This is a comment on gowers' answer, but it is long enough that I am making it an answer on its own.
I don't think this quite works. If $[a_0, a_1, \ldots, a_i]=p_i/q_i$, and $x$ is the value of the infinite continued fraction, then $$|x-p_i/q_i|= 1/(q_i q_{i+1})-1/(q_{i+1} q_{i+2}) + \cdots \approx 1/(q_i q_{i+1}).$$ We have $a_{i+1} q_i < q_{i+1} < (a_{i+1} +1 ) q_i$, so $q_{i+1} \approx a_{i+1} q_i$.
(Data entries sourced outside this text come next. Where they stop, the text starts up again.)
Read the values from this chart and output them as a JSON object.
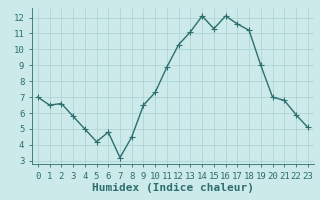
{
  "x": [
    0,
    1,
    2,
    3,
    4,
    5,
    6,
    7,
    8,
    9,
    10,
    11,
    12,
    13,
    14,
    15,
    16,
    17,
    18,
    19,
    20,
    21,
    22,
    23
  ],
  "y": [
    7.0,
    6.5,
    6.6,
    5.8,
    5.0,
    4.2,
    4.8,
    3.2,
    4.5,
    6.5,
    7.3,
    8.9,
    10.3,
    11.1,
    12.1,
    11.3,
    12.1,
    11.6,
    11.2,
    9.0,
    7.0,
    6.8,
    5.9,
    5.1
  ],
  "xlim": [
    -0.5,
    23.5
  ],
  "ylim": [
    2.8,
    12.6
  ],
  "yticks": [
    3,
    4,
    5,
    6,
    7,
    8,
    9,
    10,
    11,
    12
  ],
  "xticks": [
    0,
    1,
    2,
    3,
    4,
    5,
    6,
    7,
    8,
    9,
    10,
    11,
    12,
    13,
    14,
    15,
    16,
    17,
    18,
    19,
    20,
    21,
    22,
    23
  ],
  "xlabel": "Humidex (Indice chaleur)",
  "background_color": "#cceaea",
  "grid_color": "#b0d4d4",
  "line_color": "#2d6e6e",
  "marker_color": "#2d6e6e",
  "axis_label_color": "#2d6e6e",
  "tick_label_color": "#2d6e6e",
  "tick_label_fontsize": 6.5,
  "xlabel_fontsize": 8,
  "line_width": 1.0,
  "marker_size": 2.5
}
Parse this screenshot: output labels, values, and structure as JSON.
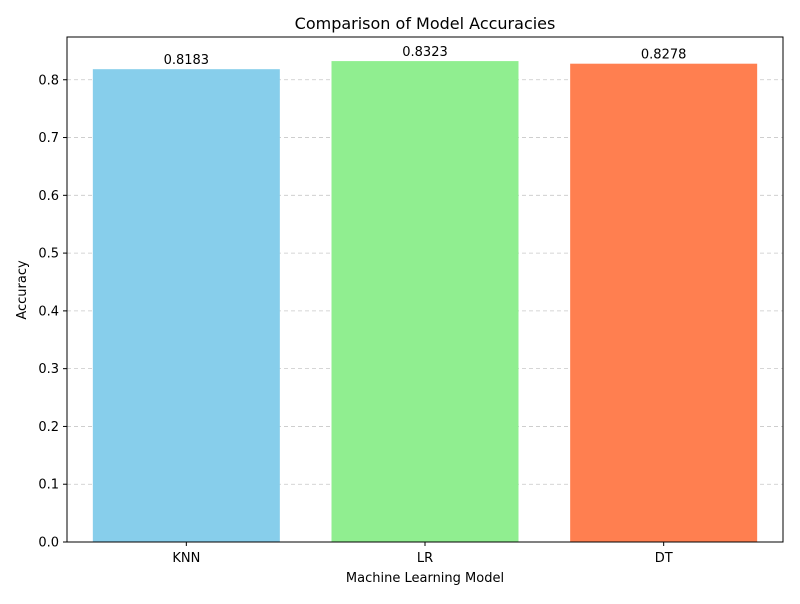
{
  "chart_data": {
    "type": "bar",
    "title": "Comparison of Model Accuracies",
    "xlabel": "Machine Learning Model",
    "ylabel": "Accuracy",
    "categories": [
      "KNN",
      "LR",
      "DT"
    ],
    "values": [
      0.8183,
      0.8323,
      0.8278
    ],
    "value_labels": [
      "0.8183",
      "0.8323",
      "0.8278"
    ],
    "colors": [
      "#87ceeb",
      "#90ee90",
      "#ff7f50"
    ],
    "ylim": [
      0,
      0.874
    ],
    "yticks": [
      0.0,
      0.1,
      0.2,
      0.3,
      0.4,
      0.5,
      0.6,
      0.7,
      0.8
    ],
    "ytick_labels": [
      "0.0",
      "0.1",
      "0.2",
      "0.3",
      "0.4",
      "0.5",
      "0.6",
      "0.7",
      "0.8"
    ],
    "grid": {
      "axis": "y",
      "style": "dashed",
      "color": "#c8c8c8"
    },
    "legend": "none"
  }
}
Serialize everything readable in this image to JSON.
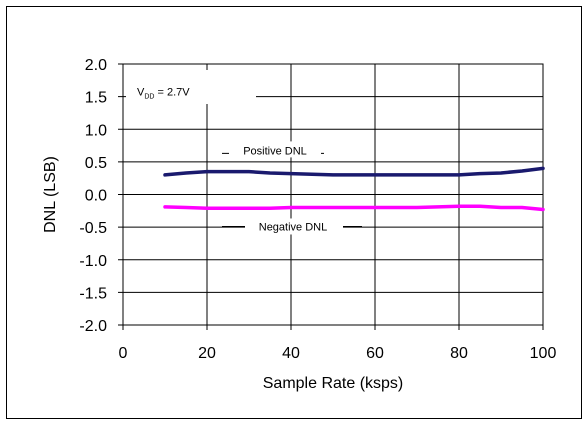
{
  "chart_data": {
    "type": "line",
    "xlabel": "Sample Rate (ksps)",
    "ylabel": "DNL (LSB)",
    "xlim": [
      0,
      100
    ],
    "ylim": [
      -2.0,
      2.0
    ],
    "x_ticks": [
      "0",
      "20",
      "40",
      "60",
      "80",
      "100"
    ],
    "y_ticks": [
      "2.0",
      "1.5",
      "1.0",
      "0.5",
      "0.0",
      "-0.5",
      "-1.0",
      "-1.5",
      "-2.0"
    ],
    "grid": true,
    "annotation": {
      "main": "V",
      "sub": "DD",
      "rest": " = 2.7V"
    },
    "series": [
      {
        "name": "Positive DNL",
        "color": "#1a1a6e",
        "x": [
          10,
          15,
          20,
          25,
          30,
          35,
          40,
          45,
          50,
          55,
          60,
          65,
          70,
          75,
          80,
          85,
          90,
          95,
          100
        ],
        "y": [
          0.3,
          0.33,
          0.35,
          0.35,
          0.35,
          0.33,
          0.32,
          0.31,
          0.3,
          0.3,
          0.3,
          0.3,
          0.3,
          0.3,
          0.3,
          0.32,
          0.33,
          0.36,
          0.4
        ]
      },
      {
        "name": "Negative DNL",
        "color": "#ff00ff",
        "x": [
          10,
          15,
          20,
          25,
          30,
          35,
          40,
          45,
          50,
          55,
          60,
          65,
          70,
          75,
          80,
          85,
          90,
          95,
          100
        ],
        "y": [
          -0.19,
          -0.2,
          -0.21,
          -0.21,
          -0.21,
          -0.21,
          -0.2,
          -0.2,
          -0.2,
          -0.2,
          -0.2,
          -0.2,
          -0.2,
          -0.19,
          -0.18,
          -0.18,
          -0.2,
          -0.2,
          -0.23
        ]
      }
    ]
  }
}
If $a_i$ is a permutation of the integers which doesn't reorder them too much then $a_i$ is about $i$ so $q_i \approx i!$. Inverting Stirling's approximation, $i \approx \log q_i/\log \log q_i$.
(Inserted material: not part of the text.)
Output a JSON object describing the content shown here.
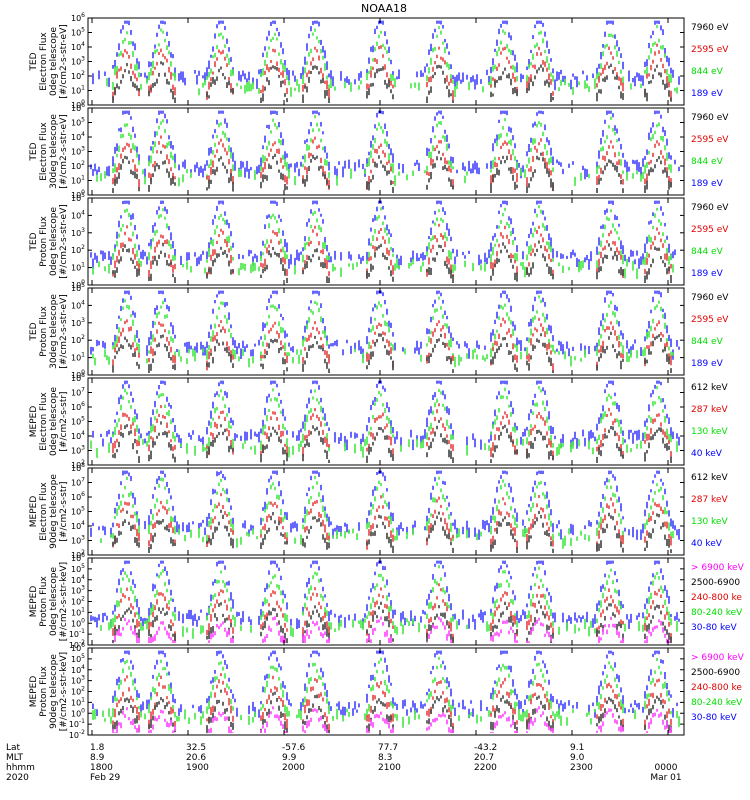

So we have $$|x-p/q| \approx \frac{\log \log q}{q^2 \log q}.$$
This is consistent with Roth's theorem.
My hazy memory is that there is a conjecture that, for $\phi(q)$ a decreasing positive function, there is an algebraic number $x$ with infinitely many solutions to $|x-p/q| < \phi(q)$ if and only if $\sum q \phi(q)$ diverges. That would predict that the error rate above is consistent with being algebraic. Does any one know if I remember this correctly?